2 septembre 2019, par Untitled Magazine

Comment réagir face à la perte inattendue d'un être cher ? Comment gérer le deuil, la peine et la nécessité de continuer à vivre sans l'autre ? Attentats, injustice et violences familiales, ce sont les sujets auxquels s'attaque Stéphanie Kalfon dans son nouveau roman.

Kate rentre de ses vacances pour retrouver sa mère, mal à l'aise et apparemment lui cachant quelque chose. Après ce qui semble au lecteur une éternité, la mère avoue enfin que l'ex-petit ami de sa fille est mort dans un attentat en Israël. L'enterrement est passé, et c'est avec plus d'un mois de retard que la jeune fille apprend ce qui a fait la une des journaux pendant plusieurs semaines, alors qu'elle profitait de ses vacances, innocemment, en Espagne. Cette situation de départ d'Attendre un fantôme rend tout de suite la narratrice sympathique au lecteur, qui ne peut que partager son incompréhension face à une mère qui lui a caché la vérité trop longtemps, l'empêchant de laisser partir Jeff comme elle aurait dû. Comment accepter la disparition de celui qu'on n'a pas pu pleurer correctement, dont la vie a été enlevée sans raison, si loin de nous ?

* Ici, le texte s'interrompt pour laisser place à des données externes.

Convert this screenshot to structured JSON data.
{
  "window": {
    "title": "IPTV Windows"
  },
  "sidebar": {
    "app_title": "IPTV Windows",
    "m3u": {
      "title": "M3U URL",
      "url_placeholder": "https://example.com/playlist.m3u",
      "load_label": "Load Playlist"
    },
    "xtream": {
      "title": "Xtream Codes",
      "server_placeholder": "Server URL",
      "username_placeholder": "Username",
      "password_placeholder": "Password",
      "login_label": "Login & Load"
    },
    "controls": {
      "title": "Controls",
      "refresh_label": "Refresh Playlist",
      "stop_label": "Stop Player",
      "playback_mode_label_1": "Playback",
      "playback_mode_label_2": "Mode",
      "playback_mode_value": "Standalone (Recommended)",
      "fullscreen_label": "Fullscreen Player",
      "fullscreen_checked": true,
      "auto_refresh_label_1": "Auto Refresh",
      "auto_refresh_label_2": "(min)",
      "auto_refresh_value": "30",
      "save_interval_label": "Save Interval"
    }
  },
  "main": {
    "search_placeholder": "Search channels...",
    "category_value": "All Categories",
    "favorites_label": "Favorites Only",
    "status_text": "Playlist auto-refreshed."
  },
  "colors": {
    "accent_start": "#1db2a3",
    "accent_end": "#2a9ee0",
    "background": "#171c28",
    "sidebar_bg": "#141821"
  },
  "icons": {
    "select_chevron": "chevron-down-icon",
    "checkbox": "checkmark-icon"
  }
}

Le livre s'ouvrant sur un événement antérieur au récit, Stéphanie Kalfon impose un rythme littéraire perturbant, où l'action n'est pas au centre mais où le lecteur prend le temps de se plonger dans les sentiments d'une narratrice aux prises avec l'incompréhension et la rage. Une colère envers sa mère qu'on ne peut que ressentir avec Kate.

Deuil, communication et manipulation

Stéphanie Kalfon nous fait entrer dans la tête de cette jeune fille à qui on a enlevé une part d'elle, à qui on a volé son deuil. Et elle regarde, rétrospectivement, sa vie et plus particulièrement sa relation avec sa mère, à la lumière de cet événement. C'est là qu'Attendre un fantôme devient réellement intéressant : le lecteur met les pieds sans une maison dysfonctionnelle, où les intéractions entre les membres de la famille ne sont fondés sur aucune réalité et honnêteté mais plutôt sur ce que la mère veut laisser paraître à l'extérieur. Tout devient manipulation, et tout le monde se retrouve à être le faire-valoir de cette mère tyran qui ne laisse de place à personne d'autre. "Kate a grandi en se comportant comme un objet à disposition, un reflet de sa mère. Son identité c'est d'être identique. Elle n'a pas eu le droit d'être quelqu'un. Ni d'être quelqu'un d'autre. Il fallait qu'elle soit une pure appartenance destinée à rester là comme un sac à main pour dame. Se glisser dans l'existence avec la présence transparente du fétiche. Bordée de mots d'amour exagérés, elle n'était en vérité qu'une princesse de pacotille clouée à son lit d'enfance. L'illusion qui faisait office de preuve, c'est que sa mère lui donnait tous les rôles. Selon les demandes et les jours, Kate était son journal intime, sa confidente, son vide-ordures, son déchet, son jouet ou son joyau, sa couronne ou son bouffon. La petite fille a appris à se rendre misérable et heureuse à la fois. Et à demeurer ainsi, acceptant de se faire aimer selon des définitions inaccessibles et totalitaires."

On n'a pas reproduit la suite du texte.